Ahora que el COVID-19 obliga a la gente a aislarse, muchos hacen repaso de su vida y recuerdan los peligros que atravesaron, como el teniente de exploración de la reserva Ray Hernández, encerrado en su cuarto del callejón de Jaimanitas. En estos días de encierro confirma que ha sido la guerra el evento más dramático de sus 57 años.
“La guerra en Angola se decidía en aquellos combates y una tarde de octubre me llamaron a filas. En noviembre estaba volando a Luanda, en enero me habían destacado como jefe de escuadra en un lugar inhóspito del sur angolano”, recuerda.
“Fui asignado al frente de combate, que había visto tantas veces en mapas de las maniobras y ejercicios tácticos y ahora yo resultaba un punto más en el subrayado, ocupando el flanco izquierdo. La orden de combate era avanzar en dirección sur y sacar al enemigo de sus posiciones”.
“Despliega tu gente aquí. La cosa será al amanecer. Tienes que ocupar aquella elevación, donde el enemigo tiene una batería anti aérea”, fue la orden del jefe de compañía, un capitán camagüeyano que actualmente es general de brigada.
Los reclutas de la escuadra eran muy jóvenes, como el teniente Ray. Y como él, por primera vez veían un combate real.

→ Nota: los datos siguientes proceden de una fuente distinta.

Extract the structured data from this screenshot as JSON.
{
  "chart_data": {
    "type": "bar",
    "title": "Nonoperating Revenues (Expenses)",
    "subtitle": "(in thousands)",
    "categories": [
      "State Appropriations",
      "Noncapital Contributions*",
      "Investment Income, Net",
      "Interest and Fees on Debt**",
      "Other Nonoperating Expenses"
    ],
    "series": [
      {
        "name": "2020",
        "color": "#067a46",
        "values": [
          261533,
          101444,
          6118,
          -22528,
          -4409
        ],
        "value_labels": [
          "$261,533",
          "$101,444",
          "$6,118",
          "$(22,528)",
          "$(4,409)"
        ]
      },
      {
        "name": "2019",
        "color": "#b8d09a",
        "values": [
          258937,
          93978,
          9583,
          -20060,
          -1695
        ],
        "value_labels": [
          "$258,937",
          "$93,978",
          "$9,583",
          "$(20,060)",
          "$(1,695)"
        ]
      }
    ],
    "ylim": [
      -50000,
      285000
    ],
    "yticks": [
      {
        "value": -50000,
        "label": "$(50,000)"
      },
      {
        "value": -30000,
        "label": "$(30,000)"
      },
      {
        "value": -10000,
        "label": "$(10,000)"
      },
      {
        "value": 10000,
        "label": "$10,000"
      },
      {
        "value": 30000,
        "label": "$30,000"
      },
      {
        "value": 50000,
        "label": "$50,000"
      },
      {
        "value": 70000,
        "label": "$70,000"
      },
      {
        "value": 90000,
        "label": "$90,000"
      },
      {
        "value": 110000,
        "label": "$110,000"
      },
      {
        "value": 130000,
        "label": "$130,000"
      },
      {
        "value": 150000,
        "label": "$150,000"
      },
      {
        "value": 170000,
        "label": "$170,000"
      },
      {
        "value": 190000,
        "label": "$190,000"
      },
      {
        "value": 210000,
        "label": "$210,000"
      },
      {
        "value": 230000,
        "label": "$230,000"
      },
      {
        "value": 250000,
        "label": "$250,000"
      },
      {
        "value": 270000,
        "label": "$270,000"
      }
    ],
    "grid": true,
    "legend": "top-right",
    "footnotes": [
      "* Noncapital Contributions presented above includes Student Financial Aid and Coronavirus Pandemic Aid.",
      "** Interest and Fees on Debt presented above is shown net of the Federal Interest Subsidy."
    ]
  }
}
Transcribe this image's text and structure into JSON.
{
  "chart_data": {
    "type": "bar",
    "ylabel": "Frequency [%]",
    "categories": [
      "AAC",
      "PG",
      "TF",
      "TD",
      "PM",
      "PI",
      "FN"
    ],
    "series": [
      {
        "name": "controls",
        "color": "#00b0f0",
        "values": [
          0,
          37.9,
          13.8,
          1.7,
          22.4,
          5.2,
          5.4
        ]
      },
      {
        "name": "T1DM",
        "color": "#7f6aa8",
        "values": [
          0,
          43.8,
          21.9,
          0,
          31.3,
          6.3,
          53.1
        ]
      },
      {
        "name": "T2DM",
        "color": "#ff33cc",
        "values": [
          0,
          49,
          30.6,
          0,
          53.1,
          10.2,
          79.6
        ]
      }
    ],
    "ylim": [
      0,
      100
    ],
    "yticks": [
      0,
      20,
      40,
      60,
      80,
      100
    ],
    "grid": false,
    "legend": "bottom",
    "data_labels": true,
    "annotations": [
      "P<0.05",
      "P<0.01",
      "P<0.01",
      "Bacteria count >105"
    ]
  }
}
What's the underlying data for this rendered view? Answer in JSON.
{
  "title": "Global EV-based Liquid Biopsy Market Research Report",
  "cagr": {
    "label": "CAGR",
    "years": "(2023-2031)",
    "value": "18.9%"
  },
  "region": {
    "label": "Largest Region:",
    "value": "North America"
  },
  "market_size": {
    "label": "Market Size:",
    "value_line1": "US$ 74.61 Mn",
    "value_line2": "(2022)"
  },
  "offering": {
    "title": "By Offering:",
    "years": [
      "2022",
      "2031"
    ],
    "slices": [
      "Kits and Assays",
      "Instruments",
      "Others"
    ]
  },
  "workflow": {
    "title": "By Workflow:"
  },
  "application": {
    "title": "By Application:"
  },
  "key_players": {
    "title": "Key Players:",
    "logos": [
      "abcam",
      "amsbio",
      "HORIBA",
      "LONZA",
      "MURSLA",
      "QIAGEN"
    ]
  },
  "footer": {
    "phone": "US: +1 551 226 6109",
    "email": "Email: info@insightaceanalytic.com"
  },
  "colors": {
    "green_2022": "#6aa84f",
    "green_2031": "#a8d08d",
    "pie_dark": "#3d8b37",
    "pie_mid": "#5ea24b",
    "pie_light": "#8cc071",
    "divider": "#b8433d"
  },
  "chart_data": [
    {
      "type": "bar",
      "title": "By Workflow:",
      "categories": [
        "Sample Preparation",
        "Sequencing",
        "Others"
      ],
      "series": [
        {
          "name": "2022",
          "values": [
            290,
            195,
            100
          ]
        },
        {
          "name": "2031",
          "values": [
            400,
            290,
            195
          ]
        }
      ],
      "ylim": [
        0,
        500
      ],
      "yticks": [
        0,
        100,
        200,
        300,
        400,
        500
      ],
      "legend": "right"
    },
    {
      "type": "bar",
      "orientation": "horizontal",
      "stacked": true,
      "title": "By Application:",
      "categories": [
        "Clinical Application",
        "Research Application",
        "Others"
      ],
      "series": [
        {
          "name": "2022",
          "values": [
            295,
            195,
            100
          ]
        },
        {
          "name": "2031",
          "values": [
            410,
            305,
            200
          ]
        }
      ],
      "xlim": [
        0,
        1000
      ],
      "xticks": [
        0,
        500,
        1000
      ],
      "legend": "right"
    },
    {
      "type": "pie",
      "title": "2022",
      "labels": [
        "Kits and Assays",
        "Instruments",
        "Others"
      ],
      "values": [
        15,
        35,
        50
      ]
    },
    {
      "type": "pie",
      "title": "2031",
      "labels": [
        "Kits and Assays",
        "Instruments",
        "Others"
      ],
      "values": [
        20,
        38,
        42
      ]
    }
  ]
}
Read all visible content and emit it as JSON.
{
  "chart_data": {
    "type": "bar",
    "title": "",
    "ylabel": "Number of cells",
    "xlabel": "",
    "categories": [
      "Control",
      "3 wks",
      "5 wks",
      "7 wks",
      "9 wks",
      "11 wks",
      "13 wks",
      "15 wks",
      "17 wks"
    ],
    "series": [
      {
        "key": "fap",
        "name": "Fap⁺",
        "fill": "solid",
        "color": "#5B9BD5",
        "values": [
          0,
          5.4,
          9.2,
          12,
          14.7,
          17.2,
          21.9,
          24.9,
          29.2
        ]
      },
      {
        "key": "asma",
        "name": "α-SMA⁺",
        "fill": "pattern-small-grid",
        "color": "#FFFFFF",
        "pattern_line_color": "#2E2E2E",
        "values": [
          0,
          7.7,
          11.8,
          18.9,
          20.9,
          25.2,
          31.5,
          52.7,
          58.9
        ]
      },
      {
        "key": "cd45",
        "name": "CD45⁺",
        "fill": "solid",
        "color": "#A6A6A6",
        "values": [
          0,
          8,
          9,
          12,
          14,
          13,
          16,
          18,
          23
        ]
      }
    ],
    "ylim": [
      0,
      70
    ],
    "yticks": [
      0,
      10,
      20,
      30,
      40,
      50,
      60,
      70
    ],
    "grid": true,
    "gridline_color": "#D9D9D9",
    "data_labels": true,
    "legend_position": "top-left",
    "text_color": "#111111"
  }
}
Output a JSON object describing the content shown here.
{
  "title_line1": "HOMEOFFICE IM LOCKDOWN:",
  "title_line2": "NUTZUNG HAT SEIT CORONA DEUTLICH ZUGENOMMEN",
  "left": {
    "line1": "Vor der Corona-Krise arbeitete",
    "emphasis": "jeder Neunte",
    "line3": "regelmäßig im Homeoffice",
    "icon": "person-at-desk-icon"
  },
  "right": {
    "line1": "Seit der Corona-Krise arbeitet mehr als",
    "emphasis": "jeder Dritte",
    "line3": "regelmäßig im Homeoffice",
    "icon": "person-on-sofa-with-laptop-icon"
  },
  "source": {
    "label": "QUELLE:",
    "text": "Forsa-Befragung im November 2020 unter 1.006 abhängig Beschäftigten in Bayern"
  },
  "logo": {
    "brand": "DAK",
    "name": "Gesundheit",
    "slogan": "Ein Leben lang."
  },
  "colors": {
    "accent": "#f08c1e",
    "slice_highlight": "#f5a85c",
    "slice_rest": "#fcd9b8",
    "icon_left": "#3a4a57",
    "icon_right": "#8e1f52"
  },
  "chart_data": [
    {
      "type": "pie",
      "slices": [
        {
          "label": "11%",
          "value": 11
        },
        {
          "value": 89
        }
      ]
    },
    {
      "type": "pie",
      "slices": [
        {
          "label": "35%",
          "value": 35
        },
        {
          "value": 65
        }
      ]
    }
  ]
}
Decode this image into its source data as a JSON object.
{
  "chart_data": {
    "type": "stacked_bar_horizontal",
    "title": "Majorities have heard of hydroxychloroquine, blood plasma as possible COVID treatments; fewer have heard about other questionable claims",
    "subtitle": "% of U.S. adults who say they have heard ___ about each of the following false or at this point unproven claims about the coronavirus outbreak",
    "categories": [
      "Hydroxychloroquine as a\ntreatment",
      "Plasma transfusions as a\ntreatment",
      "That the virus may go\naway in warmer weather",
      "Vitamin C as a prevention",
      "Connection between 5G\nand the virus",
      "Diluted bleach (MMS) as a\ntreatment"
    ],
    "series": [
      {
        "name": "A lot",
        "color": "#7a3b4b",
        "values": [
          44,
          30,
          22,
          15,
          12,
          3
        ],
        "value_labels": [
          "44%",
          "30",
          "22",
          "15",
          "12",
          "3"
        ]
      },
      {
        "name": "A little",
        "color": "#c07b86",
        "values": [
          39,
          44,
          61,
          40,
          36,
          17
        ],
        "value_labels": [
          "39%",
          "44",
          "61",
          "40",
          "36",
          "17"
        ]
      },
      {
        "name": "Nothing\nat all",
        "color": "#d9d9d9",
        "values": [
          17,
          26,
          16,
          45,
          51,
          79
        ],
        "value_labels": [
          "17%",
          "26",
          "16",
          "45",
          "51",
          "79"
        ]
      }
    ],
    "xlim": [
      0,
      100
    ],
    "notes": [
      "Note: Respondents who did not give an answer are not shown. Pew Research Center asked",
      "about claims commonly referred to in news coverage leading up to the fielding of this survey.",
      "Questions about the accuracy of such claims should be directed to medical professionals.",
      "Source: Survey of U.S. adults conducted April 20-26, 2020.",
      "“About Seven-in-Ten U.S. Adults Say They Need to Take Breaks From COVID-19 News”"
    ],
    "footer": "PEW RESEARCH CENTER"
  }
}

“La noche fue desesperante. Nos acostamos en la tierra boca abajo, a fumar, con los cigarros escondidos en los cascos. Nadie hablaba. El radista, pegado al auricular, intentaba desentrañar algún sonido en el espacio radioeléctrico de baja frecuencia. El cielo era gris opaco, sin estrellas. Antes que saliera el sol el radista recibió un mensaje, me tocó el brazo, dijo: Va a empezar la fiesta”.
Entonces los aviones BM-21 cubanos comenzaron el ataque de artillería reactiva y el enemigo huyó en desbandada. Ernesto llegó con su escuadra a la elevación abandonada. Habían cavado una trinchera y encontraron dos cadáveres que llevaron hasta el fondo de la zanja. Se tumbaron a descansar. Ray abrió una lata de carne rusa y la dividió en 10 partes. Hizo lo mismo con un pan que sacó de la mochila y comieron en silencio. Luego limpiaron las armas y revisaron los cargadores.
“Nunca tuve una verdadera intención de matar”, recuerda Ray.
“Pero la preservación de la vida, como sucede ahora con el coronavirus, resulta un derecho inalienable. Tengo una frase, sobre la guerra, que dice: La guerra es todo a la vez: el cuerpo del delito, la defensa, la evidencia, el jurado, el juez y el fiscal”.
Estando ensimismado en sus pensamientos, escuchó otra vez la orden del jefe de compañía por el radio: rematar al enemigo replegado a 600 metros sureste.
“Cuando escuché la orden de ataque se apoderó de mí una extraña alegoría, no me gusta decirlo, pero en aquel momento me sentí Antonio Maceo. Cargué mi fusil, grité: ¡Al ataque!, y salimos aquellos diez ingenuos soldados con su teniente loco a la vanguardia, desesperados por morir, o vencer, como si en aquella carrera desquiciada entre las balas sin un fin lógico, fuera a decidirse el curso de la beligerancia”.
“Y resultamos un blanco fácil para una ametralladora que los sudafricanos tenían emplazada en la loma, gracias a Dios y a las oraciones de mi mamá en la casa, vi la ametralladora al vuelo, vi cómo la cargaban de proyectiles para barrernos a la escuadra completa, y fui un lince, saqué una granada, le quité la espoleta y la encesté con precisión de basquetbolista en el nicho de la ametralladora, que voló por el aire hecha talco. Por desgracia antes de volar en pedazos, el tirador había conseguido un disparo, que me atravesó la pierna y me derribó”.
La bala no tocó el hueso, salió limpiamente al otro lado. La victoria en el combate fue total. Ray Hernández estuvo dos semanas en el hospital de Luanda y el 11 de enero, día de su cumpleaños 24, regresó a Cuba en un avíon IL-62M a las seis de la tarde, junto a veintidós soldados heridos, una docena de enfermos de los nervios y tres envueltos en la bandera nacional.